A Guardian’s Standing to Request Authorization to File a Petition for Dissolution on Behalf of a Ward is Codified by the Illinois General Assembly

Michele Jochner

In March of last year, I authored a blog post, The Illinois Supreme Court Allows Guardians to File Petitions for Dissolution of Marriage on Behalf of Wards in Karbin v. Karbin, which commented on the then-recent landmark decision handed down by the Illinois Supreme Court in Karbin v. Karbin, 2012 IL 112815.  In Karbin, our State’s highest tribunal overruled case law which had controlled for nearly three decades and which prohibited a guardian from filing a petition for dissolution of marriage on behalf of an incompetent ward.  That rule applied even where the guardian believed that the filing of a dissolution petition was in the ward’s best interests to protect him or her from physical or emotional abuse, financial exploitation and/or neglect by the ward’s competent spouse.

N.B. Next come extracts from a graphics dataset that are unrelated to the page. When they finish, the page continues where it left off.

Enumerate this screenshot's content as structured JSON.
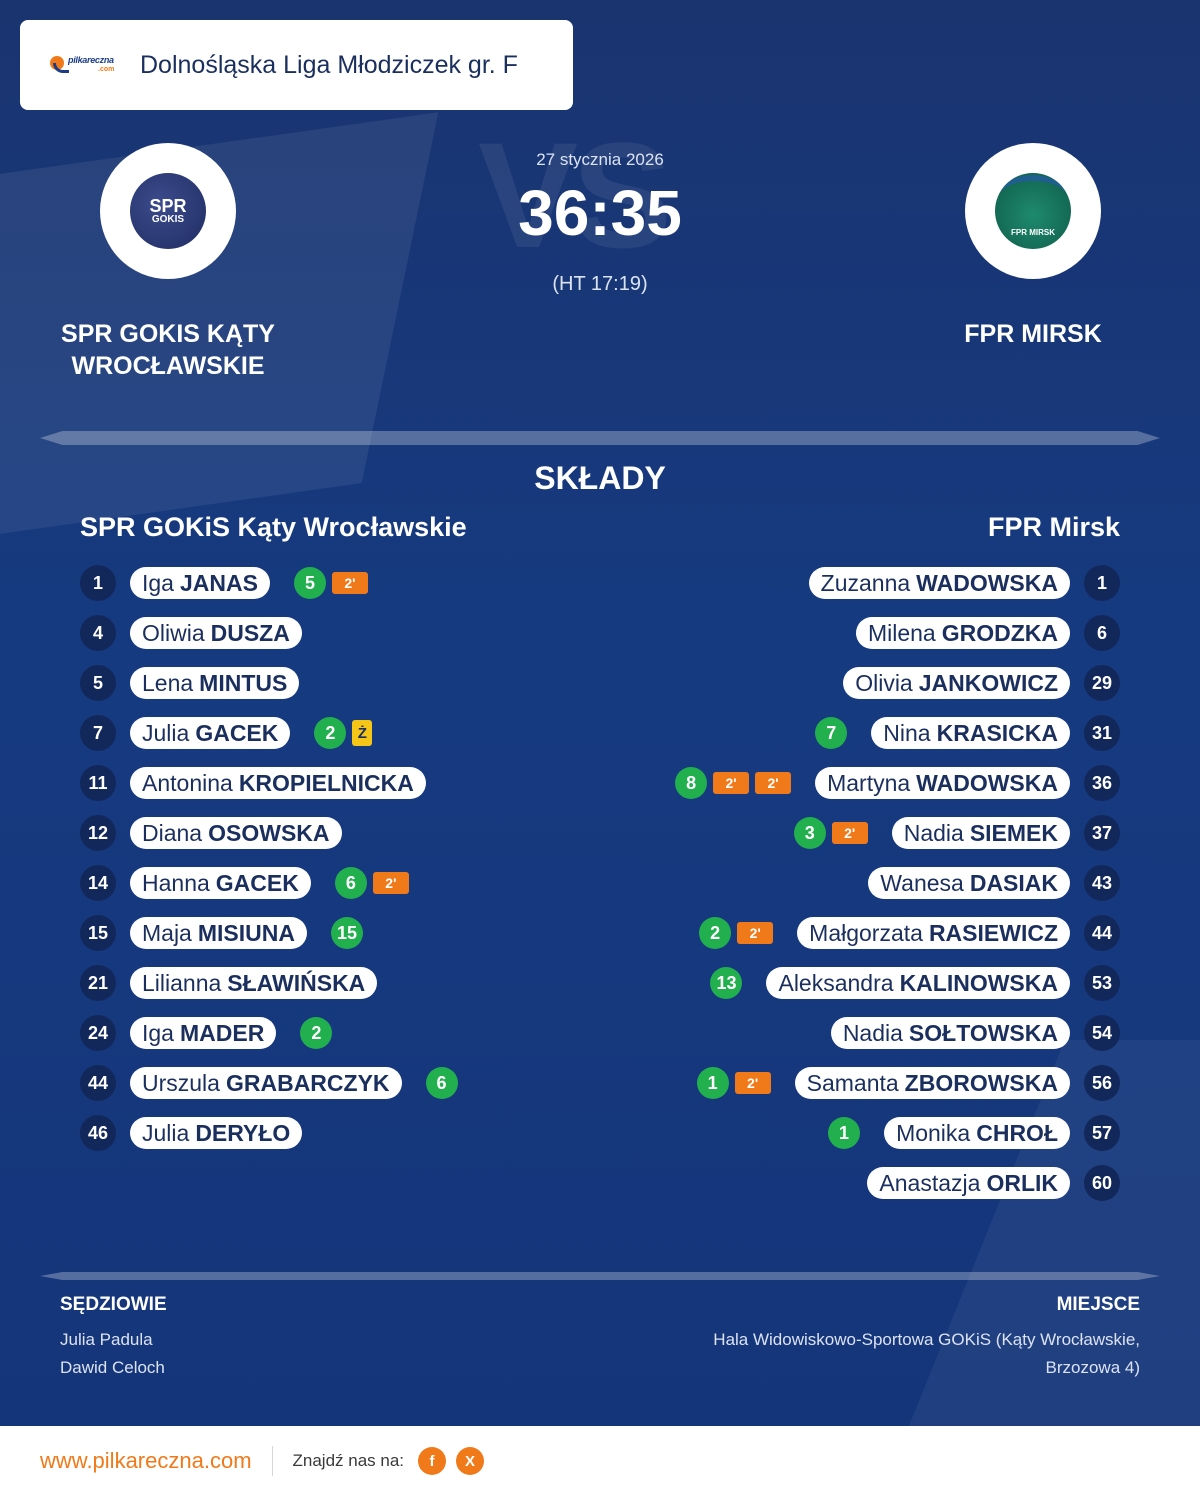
{
  "header": {
    "logo_text": "pilkareczna",
    "logo_suffix": ".com",
    "league": "Dolnośląska Liga Młodziczek gr. F"
  },
  "match": {
    "date": "27 stycznia 2026",
    "score": "36:35",
    "halftime": "(HT 17:19)",
    "watermark": "VS"
  },
  "home": {
    "name": "SPR GOKIS KĄTY WROCŁAWSKIE",
    "crest_line1": "SPR",
    "crest_line2": "GOKIS",
    "roster_title": "SPR GOKiS Kąty Wrocławskie",
    "players": [
      {
        "num": "1",
        "first": "Iga",
        "last": "JANAS",
        "goals": "5",
        "susp": [
          "2'"
        ],
        "yellow": ""
      },
      {
        "num": "4",
        "first": "Oliwia",
        "last": "DUSZA",
        "goals": "",
        "susp": [],
        "yellow": ""
      },
      {
        "num": "5",
        "first": "Lena",
        "last": "MINTUS",
        "goals": "",
        "susp": [],
        "yellow": ""
      },
      {
        "num": "7",
        "first": "Julia",
        "last": "GACEK",
        "goals": "2",
        "susp": [],
        "yellow": "Ż"
      },
      {
        "num": "11",
        "first": "Antonina",
        "last": "KROPIELNICKA",
        "goals": "",
        "susp": [],
        "yellow": ""
      },
      {
        "num": "12",
        "first": "Diana",
        "last": "OSOWSKA",
        "goals": "",
        "susp": [],
        "yellow": ""
      },
      {
        "num": "14",
        "first": "Hanna",
        "last": "GACEK",
        "goals": "6",
        "susp": [
          "2'"
        ],
        "yellow": ""
      },
      {
        "num": "15",
        "first": "Maja",
        "last": "MISIUNA",
        "goals": "15",
        "susp": [],
        "yellow": ""
      },
      {
        "num": "21",
        "first": "Lilianna",
        "last": "SŁAWIŃSKA",
        "goals": "",
        "susp": [],
        "yellow": ""
      },
      {
        "num": "24",
        "first": "Iga",
        "last": "MADER",
        "goals": "2",
        "susp": [],
        "yellow": ""
      },
      {
        "num": "44",
        "first": "Urszula",
        "last": "GRABARCZYK",
        "goals": "6",
        "susp": [],
        "yellow": ""
      },
      {
        "num": "46",
        "first": "Julia",
        "last": "DERYŁO",
        "goals": "",
        "susp": [],
        "yellow": ""
      }
    ]
  },
  "away": {
    "name": "FPR MIRSK",
    "crest_text": "FPR MIRSK",
    "roster_title": "FPR Mirsk",
    "players": [
      {
        "num": "1",
        "first": "Zuzanna",
        "last": "WADOWSKA",
        "goals": "",
        "susp": []
      },
      {
        "num": "6",
        "first": "Milena",
        "last": "GRODZKA",
        "goals": "",
        "susp": []
      },
      {
        "num": "29",
        "first": "Olivia",
        "last": "JANKOWICZ",
        "goals": "",
        "susp": []
      },
      {
        "num": "31",
        "first": "Nina",
        "last": "KRASICKA",
        "goals": "7",
        "susp": []
      },
      {
        "num": "36",
        "first": "Martyna",
        "last": "WADOWSKA",
        "goals": "8",
        "susp": [
          "2'",
          "2'"
        ]
      },
      {
        "num": "37",
        "first": "Nadia",
        "last": "SIEMEK",
        "goals": "3",
        "susp": [
          "2'"
        ]
      },
      {
        "num": "43",
        "first": "Wanesa",
        "last": "DASIAK",
        "goals": "",
        "susp": []
      },
      {
        "num": "44",
        "first": "Małgorzata",
        "last": "RASIEWICZ",
        "goals": "2",
        "susp": [
          "2'"
        ]
      },
      {
        "num": "53",
        "first": "Aleksandra",
        "last": "KALINOWSKA",
        "goals": "13",
        "susp": []
      },
      {
        "num": "54",
        "first": "Nadia",
        "last": "SOŁTOWSKA",
        "goals": "",
        "susp": []
      },
      {
        "num": "56",
        "first": "Samanta",
        "last": "ZBOROWSKA",
        "goals": "1",
        "susp": [
          "2'"
        ]
      },
      {
        "num": "57",
        "first": "Monika",
        "last": "CHROŁ",
        "goals": "1",
        "susp": []
      },
      {
        "num": "60",
        "first": "Anastazja",
        "last": "ORLIK",
        "goals": "",
        "susp": []
      }
    ]
  },
  "section_title": "SKŁADY",
  "officials": {
    "label": "SĘDZIOWIE",
    "line1": "Julia Padula",
    "line2": "Dawid Celoch"
  },
  "venue": {
    "label": "MIEJSCE",
    "line1": "Hala Widowiskowo-Sportowa GOKiS (Kąty Wrocławskie,",
    "line2": "Brzozowa 4)"
  },
  "footer": {
    "site": "www.pilkareczna.com",
    "find_us": "Znajdź nas na:",
    "facebook": "f",
    "x": "X"
  },
  "colors": {
    "accent": "#f07a1a",
    "goal": "#22b04f",
    "yellow_card": "#f5c518",
    "navy": "#1b2f5e"
  }
}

In reversing course, the Illinois Supreme Court surveyed cases which it admitted revealed its own inconsistent interpretation of the Probate Act regarding the scope of powers possessed by a guardian. Id., ¶ 29. For example, although a guardian had no standing to file a dissolution petition on the ward’s behalf, the guardian was nevertheless authorized to act on behalf of the ward with respect to a number of other deeply personal decisions, including whether life-sustaining measures should be discontinued.  Bringing Illinois in line with a growing number of states, Karbin held that a guardian “may seek court permission to bring a dissolution action on behalf of a ward where not expressly barred or allowed by statute.” Id., ¶ 51.

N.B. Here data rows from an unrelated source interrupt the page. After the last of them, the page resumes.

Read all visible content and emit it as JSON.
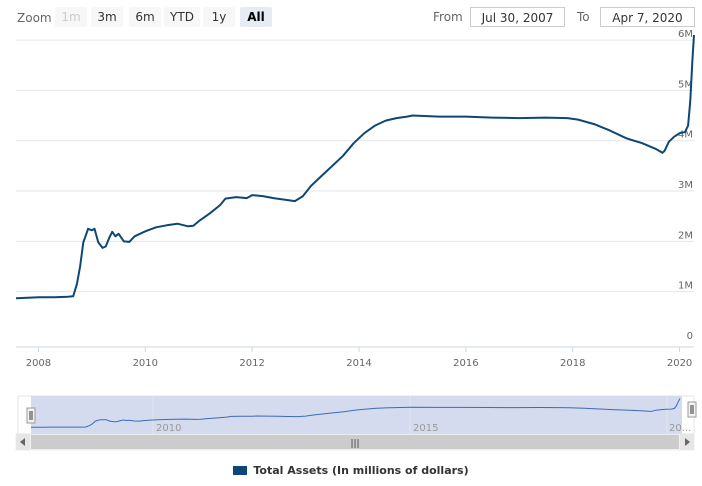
{
  "toolbar": {
    "zoom_label": "Zoom",
    "buttons": [
      "1m",
      "3m",
      "6m",
      "YTD",
      "1y",
      "All"
    ],
    "selected": "All",
    "disabled": [
      "1m"
    ],
    "from_label": "From",
    "from_value": "Jul 30, 2007",
    "to_label": "To",
    "to_value": "Apr 7, 2020"
  },
  "colors": {
    "line": "#0d4777",
    "navigator_fill": "#d4dbee",
    "navigator_line": "#3d6cb5",
    "grid": "#e6e6e6"
  },
  "legend": {
    "label": "Total Assets (In millions of dollars)"
  },
  "navigator": {
    "labels": [
      "2010",
      "2015",
      "20..."
    ],
    "scrollbar_grip": "|||"
  },
  "chart_data": {
    "type": "line",
    "title": "",
    "xlabel": "",
    "ylabel": "",
    "x_ticks": [
      "2008",
      "2010",
      "2012",
      "2014",
      "2016",
      "2018",
      "2020"
    ],
    "y_ticks": [
      "0",
      "1M",
      "2M",
      "3M",
      "4M",
      "5M",
      "6M"
    ],
    "xlim": [
      2007.58,
      2020.27
    ],
    "ylim": [
      0,
      6.2
    ],
    "grid": "horizontal",
    "legend_position": "bottom-center",
    "series": [
      {
        "name": "Total Assets (In millions of dollars)",
        "points": [
          [
            2007.58,
            0.87
          ],
          [
            2007.8,
            0.88
          ],
          [
            2008.0,
            0.89
          ],
          [
            2008.3,
            0.89
          ],
          [
            2008.55,
            0.9
          ],
          [
            2008.65,
            0.91
          ],
          [
            2008.72,
            1.15
          ],
          [
            2008.78,
            1.5
          ],
          [
            2008.84,
            1.98
          ],
          [
            2008.88,
            2.1
          ],
          [
            2008.93,
            2.25
          ],
          [
            2009.0,
            2.22
          ],
          [
            2009.05,
            2.25
          ],
          [
            2009.12,
            1.98
          ],
          [
            2009.2,
            1.87
          ],
          [
            2009.26,
            1.9
          ],
          [
            2009.33,
            2.08
          ],
          [
            2009.38,
            2.19
          ],
          [
            2009.44,
            2.1
          ],
          [
            2009.5,
            2.15
          ],
          [
            2009.6,
            2.0
          ],
          [
            2009.7,
            1.99
          ],
          [
            2009.8,
            2.1
          ],
          [
            2010.0,
            2.2
          ],
          [
            2010.2,
            2.28
          ],
          [
            2010.4,
            2.32
          ],
          [
            2010.6,
            2.35
          ],
          [
            2010.8,
            2.3
          ],
          [
            2010.9,
            2.31
          ],
          [
            2011.0,
            2.4
          ],
          [
            2011.2,
            2.55
          ],
          [
            2011.4,
            2.72
          ],
          [
            2011.5,
            2.85
          ],
          [
            2011.7,
            2.88
          ],
          [
            2011.9,
            2.86
          ],
          [
            2012.0,
            2.92
          ],
          [
            2012.2,
            2.9
          ],
          [
            2012.4,
            2.86
          ],
          [
            2012.6,
            2.83
          ],
          [
            2012.8,
            2.8
          ],
          [
            2012.95,
            2.9
          ],
          [
            2013.1,
            3.1
          ],
          [
            2013.3,
            3.3
          ],
          [
            2013.5,
            3.5
          ],
          [
            2013.7,
            3.7
          ],
          [
            2013.9,
            3.95
          ],
          [
            2014.1,
            4.15
          ],
          [
            2014.3,
            4.3
          ],
          [
            2014.5,
            4.4
          ],
          [
            2014.7,
            4.45
          ],
          [
            2014.9,
            4.48
          ],
          [
            2015.0,
            4.5
          ],
          [
            2015.5,
            4.48
          ],
          [
            2016.0,
            4.48
          ],
          [
            2016.5,
            4.46
          ],
          [
            2017.0,
            4.45
          ],
          [
            2017.5,
            4.46
          ],
          [
            2017.9,
            4.45
          ],
          [
            2018.1,
            4.42
          ],
          [
            2018.4,
            4.33
          ],
          [
            2018.7,
            4.2
          ],
          [
            2019.0,
            4.05
          ],
          [
            2019.3,
            3.95
          ],
          [
            2019.55,
            3.84
          ],
          [
            2019.68,
            3.76
          ],
          [
            2019.72,
            3.8
          ],
          [
            2019.8,
            3.98
          ],
          [
            2019.9,
            4.08
          ],
          [
            2020.0,
            4.15
          ],
          [
            2020.1,
            4.17
          ],
          [
            2020.16,
            4.3
          ],
          [
            2020.2,
            4.8
          ],
          [
            2020.24,
            5.6
          ],
          [
            2020.27,
            6.1
          ]
        ]
      }
    ]
  }
}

In Karbin, the Supreme Court established the general procedure to be followed when a guardian makes such a request. The circuit court was directed to hold a hearing to determine whether it is in the ward’s best interests to seek the dissolution of his or her marriage, using the factors enumerated in §11a-17(e) of the Probate Act (755 ILCS 5/11a-17(e). Id., ¶ 52.  The Supreme Court also directed that in order to safeguard the interests of all parties, the guardian must satisfy a heightened clear and convincing standard of proof to establish that the dissolution is in the best interests of the ward. Id., ¶ 53.

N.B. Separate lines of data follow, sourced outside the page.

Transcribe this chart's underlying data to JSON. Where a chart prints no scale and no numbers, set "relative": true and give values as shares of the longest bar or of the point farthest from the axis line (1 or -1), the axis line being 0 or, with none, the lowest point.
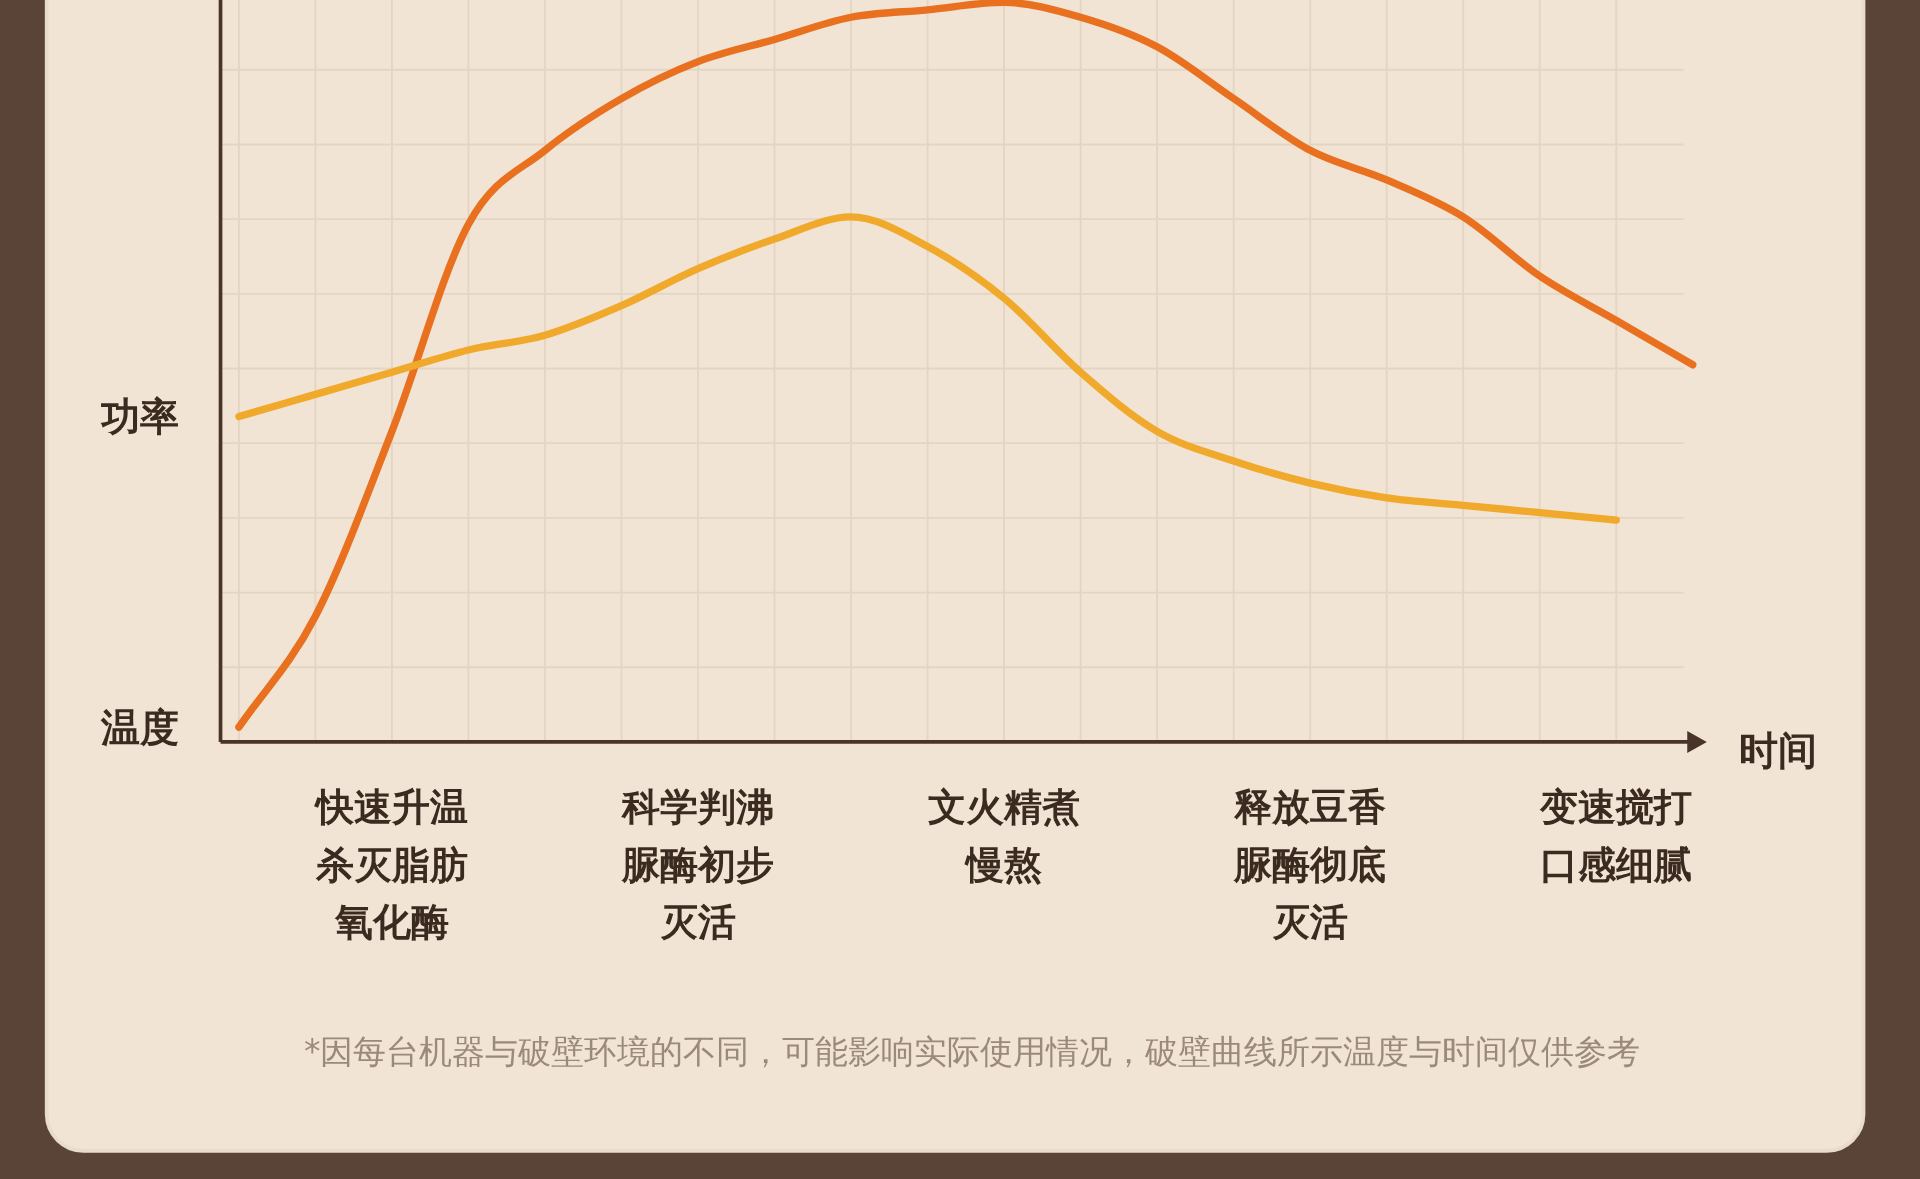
{
  "chart_data": {
    "type": "line",
    "relative": true,
    "grid": true,
    "xlabel": "时间",
    "categories": [
      null,
      null,
      "快速升温杀灭脂肪氧化酶",
      null,
      null,
      null,
      "科学判沸脲酶初步灭活",
      null,
      null,
      null,
      "文火精煮慢熬",
      null,
      null,
      null,
      "释放豆香脲酶彻底灭活",
      null,
      null,
      null,
      "变速搅打口感细腻",
      null
    ],
    "series": [
      {
        "name": "温度",
        "color": "#e8701f",
        "values": [
          0.02,
          0.17,
          0.42,
          0.7,
          0.8,
          0.87,
          0.92,
          0.95,
          0.98,
          0.99,
          1.0,
          0.98,
          0.94,
          0.87,
          0.8,
          0.76,
          0.71,
          0.63,
          0.57,
          0.51
        ]
      },
      {
        "name": "功率",
        "color": "#f0a92a",
        "values": [
          0.44,
          0.47,
          0.5,
          0.53,
          0.55,
          0.59,
          0.64,
          0.68,
          0.71,
          0.67,
          0.6,
          0.5,
          0.42,
          0.38,
          0.35,
          0.33,
          0.32,
          0.31,
          0.3,
          null
        ]
      }
    ],
    "annotations": [
      "*因每台机器与破壁环境的不同，可能影响实际使用情况，破壁曲线所示温度与时间仅供参考"
    ]
  }
}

In response to the Karbin decision, the Illinois General Assembly has recently amended §11a-17 of the Probate Act (755 ILCS 5/11a-17).  Public Act 98-1107, effective August 26, 2014, codifies the Karbin ruling and clarifies the procedures and standards to be employed by the circuit court where a guardian requests that the court allow the filing of a petition for dissolution on behalf of a ward.

Specifically, the legislature has amended §11a-17(a-5) to codify the standing of a guardian to request the circuit court to authorize and direct the guardian to file on behalf of the ward a petition for dissolution of marriage, a petition for legal separation or a declaration of invalidity of marriage (755 ILCS 5/11a-17(a-5)). This section now also provides that a court may authorize such a filing upon finding by clear and convincing evidence that the relief sought is in the best interests of the ward, applying the factors set forth in subsection (e) of §11a-17. (755 ILCS 5/11a-17(a-5); 755 ILCS 5/11a-17(e)).

As a result of this statutory amendment, the Probate Act now mirrors the controlling case law, allowing a guardian to seek permission from the circuit court to file a petition for dissolution of marriage on behalf of his or her ward where clear and convincing evidence shows that pursuing dissolution of the ward’s marriage is in the ward’s best interests.